Web leader lists increasingly use network analysis and semantic analysis, and the better ones make their results and methodologies accessible to public inspection and critique. Google’s Knowledge Graph is a leading initiative in this space. Web intelligence platforms like Recorded Future are also among the current state of the art, but they are private, not public, and they cover only certain large industries at present. Fortunately software for scraping web databases and doing simple network and semantic analysis and visualization is now available for those who want to do it themselves. For a great intro to those techniques, see futurist Ross Dawson’s book, Living Networks (2008).

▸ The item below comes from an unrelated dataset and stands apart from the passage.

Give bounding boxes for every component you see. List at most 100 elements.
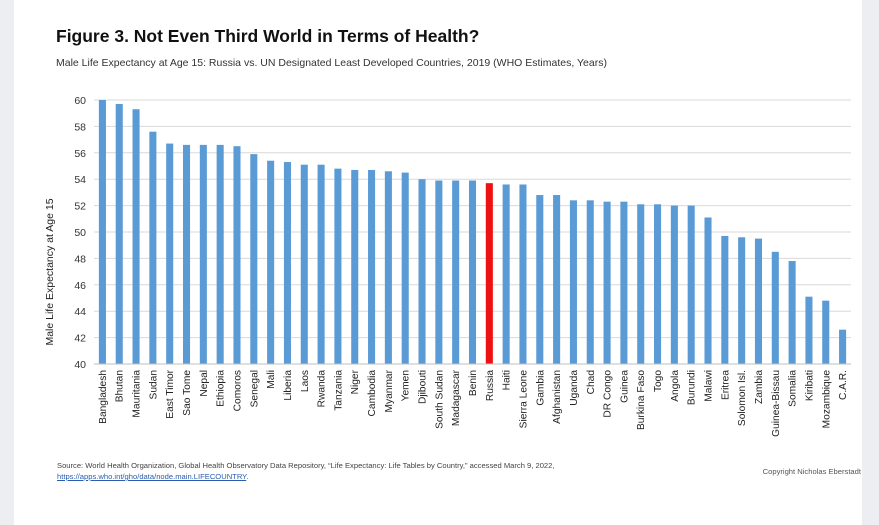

As an example of this work, Ross recently did a network analysis of relationships between 202 futurists he follows on Twitter. Using two software tools called NodeXL (for network analysis) and Gephi (for visualization), he mapped authority (e.g., how often someone’s tweet is favorited or retweeted by others in the network), visually represented below by the size of each node, and centrality (who is connected to who else in the network, represented by the color of each node). Both variables give rough indications of how each person relates to others in the network, either in the small network or the network of all Twitter users, depending on the analysis. This analysis (see picture below) gives Ross social information on a community that he cares about, and when he shares it publicly, we all benefit. Perhaps these tools could be useful to you as well.